# Thread: Kernels and homomorphism of groups

1. ## Kernels and homomorphism of groups

Let $(G,*)$ and $(H, \circ)$ be any two groups, and let $f:G$ x $H \rightarrow \ G$ be given by $f(g,h) = g$. Prove that f is a homomorphism of groups and give ker f.
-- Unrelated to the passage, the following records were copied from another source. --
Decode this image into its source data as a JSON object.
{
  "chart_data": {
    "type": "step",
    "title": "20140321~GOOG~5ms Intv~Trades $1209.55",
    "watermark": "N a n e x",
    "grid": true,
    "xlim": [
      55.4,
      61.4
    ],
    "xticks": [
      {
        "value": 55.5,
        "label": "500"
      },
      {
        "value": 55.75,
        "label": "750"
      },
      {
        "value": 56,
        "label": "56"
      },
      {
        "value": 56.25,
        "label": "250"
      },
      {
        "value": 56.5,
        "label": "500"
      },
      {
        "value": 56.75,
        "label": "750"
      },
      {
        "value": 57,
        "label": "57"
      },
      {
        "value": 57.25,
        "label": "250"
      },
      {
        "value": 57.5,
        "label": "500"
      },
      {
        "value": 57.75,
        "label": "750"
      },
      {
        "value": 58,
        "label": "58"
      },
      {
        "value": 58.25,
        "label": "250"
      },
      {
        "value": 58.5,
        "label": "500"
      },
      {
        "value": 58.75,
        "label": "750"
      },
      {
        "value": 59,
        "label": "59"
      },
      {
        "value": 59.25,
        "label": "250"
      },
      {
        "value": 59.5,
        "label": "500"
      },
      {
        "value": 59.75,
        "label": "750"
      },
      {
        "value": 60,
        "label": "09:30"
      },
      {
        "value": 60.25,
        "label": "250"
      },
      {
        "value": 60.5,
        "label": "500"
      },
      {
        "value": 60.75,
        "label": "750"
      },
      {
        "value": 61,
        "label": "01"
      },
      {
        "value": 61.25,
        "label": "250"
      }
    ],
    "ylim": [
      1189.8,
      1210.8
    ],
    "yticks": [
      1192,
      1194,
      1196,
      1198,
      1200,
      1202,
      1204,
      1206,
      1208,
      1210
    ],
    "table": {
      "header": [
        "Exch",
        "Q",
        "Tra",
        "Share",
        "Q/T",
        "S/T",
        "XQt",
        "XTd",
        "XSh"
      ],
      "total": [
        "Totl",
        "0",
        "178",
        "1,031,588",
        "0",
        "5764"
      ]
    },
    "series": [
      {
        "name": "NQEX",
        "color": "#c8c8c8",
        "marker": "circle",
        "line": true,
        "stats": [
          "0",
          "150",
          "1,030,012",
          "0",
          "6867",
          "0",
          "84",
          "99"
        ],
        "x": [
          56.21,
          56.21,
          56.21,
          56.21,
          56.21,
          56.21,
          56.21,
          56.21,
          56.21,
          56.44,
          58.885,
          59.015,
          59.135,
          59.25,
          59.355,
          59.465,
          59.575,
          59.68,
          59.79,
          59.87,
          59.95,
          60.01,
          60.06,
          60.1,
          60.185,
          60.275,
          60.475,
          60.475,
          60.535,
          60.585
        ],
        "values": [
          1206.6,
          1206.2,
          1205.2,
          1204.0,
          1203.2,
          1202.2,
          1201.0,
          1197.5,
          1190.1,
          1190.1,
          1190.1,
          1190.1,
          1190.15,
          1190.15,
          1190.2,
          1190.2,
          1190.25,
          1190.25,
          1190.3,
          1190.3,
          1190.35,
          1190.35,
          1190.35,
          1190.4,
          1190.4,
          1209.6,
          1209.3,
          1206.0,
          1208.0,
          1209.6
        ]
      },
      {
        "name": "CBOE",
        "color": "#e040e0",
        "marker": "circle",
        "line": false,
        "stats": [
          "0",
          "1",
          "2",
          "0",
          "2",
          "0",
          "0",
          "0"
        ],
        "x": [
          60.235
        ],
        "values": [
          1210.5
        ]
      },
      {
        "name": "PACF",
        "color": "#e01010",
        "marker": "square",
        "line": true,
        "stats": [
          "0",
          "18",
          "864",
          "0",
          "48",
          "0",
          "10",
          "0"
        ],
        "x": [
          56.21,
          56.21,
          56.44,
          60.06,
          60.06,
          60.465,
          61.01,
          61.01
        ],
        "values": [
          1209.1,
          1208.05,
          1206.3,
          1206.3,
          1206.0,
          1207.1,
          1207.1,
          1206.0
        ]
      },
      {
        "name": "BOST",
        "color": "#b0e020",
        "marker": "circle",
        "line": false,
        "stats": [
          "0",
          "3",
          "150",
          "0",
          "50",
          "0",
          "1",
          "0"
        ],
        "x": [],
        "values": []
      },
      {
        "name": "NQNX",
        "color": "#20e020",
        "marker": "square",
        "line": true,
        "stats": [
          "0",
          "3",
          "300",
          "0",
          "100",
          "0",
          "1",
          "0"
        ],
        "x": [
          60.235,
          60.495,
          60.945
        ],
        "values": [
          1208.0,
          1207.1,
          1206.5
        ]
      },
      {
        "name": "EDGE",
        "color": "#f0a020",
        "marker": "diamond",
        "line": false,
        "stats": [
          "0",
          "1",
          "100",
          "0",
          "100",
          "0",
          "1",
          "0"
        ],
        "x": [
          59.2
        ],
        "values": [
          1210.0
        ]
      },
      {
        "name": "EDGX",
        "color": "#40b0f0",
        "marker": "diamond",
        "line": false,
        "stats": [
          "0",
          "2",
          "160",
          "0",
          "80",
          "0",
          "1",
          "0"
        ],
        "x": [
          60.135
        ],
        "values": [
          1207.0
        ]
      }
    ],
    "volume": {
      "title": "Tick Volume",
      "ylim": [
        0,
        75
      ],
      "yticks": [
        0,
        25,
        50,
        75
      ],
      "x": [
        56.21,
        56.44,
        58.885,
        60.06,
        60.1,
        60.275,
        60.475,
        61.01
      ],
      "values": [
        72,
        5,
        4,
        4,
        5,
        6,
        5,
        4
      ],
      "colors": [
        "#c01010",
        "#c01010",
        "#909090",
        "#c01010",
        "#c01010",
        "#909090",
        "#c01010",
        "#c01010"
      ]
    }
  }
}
2. we show it is a homomorphism.
Let $(g_1,h_1),(g_2,h_2) \in G \times H$
$f((g_1,h_1)(g_2,h_2))=f((g_1 * g_2, h_1 \circ h_2))=g_1 * g_2 = f((g_1,h_1))*f((g_2,h_2))$

$Ker(f) = \{(g,h)\in G \times H | f(g,h) = 0 \} = \{(g,h)\in G \times H | g=0 \}= \{0\} \times H$

3. Originally Posted by funnyinga
Let $(G,*)$ and $(H, \circ)$ be any two groups, and let $f:G$ x $H \rightarrow \ G$ be given by $f(g,h) = g$. Prove that f is a homomorphism of groups and give ker f.
let $(a,b),(c,d) \in G \times H$

Then

$
f[(a,b)\cdot(c,d)]=f[(a*c,b\circ d)]=a*c=f[(a,b)]*f[(c,d)]
$

So f is a homomorphism

ker(f) is the set of all elements that get mapped to 0

since the 2nd coordinate does not affect the immage of f

$ker(f)=\{ (0,b):b \in H\}$

4. ## Generalization

I was just thinking it might be of interest to you to note that this same concept can be generalized to multiple products and considering the mapping $\pi_i : G_1 \times G_2 \times ... \times G_n \rightarrow G_i$ by $\pi_i(g_1, g_2,..., g_i,..., g_n) = g_i$

This is a homomorphism and the kernel of this is $G_1 \times G_2 \times ... \times \{0\} \times G_{i+1} \times ... \times G_n$. And if you apply the first isomorphism theorem you know that $\frac{G_1 \times G_2 \times ... \times G_n}{ker(\pi_i)} \cong Im(\pi_i) = G_i$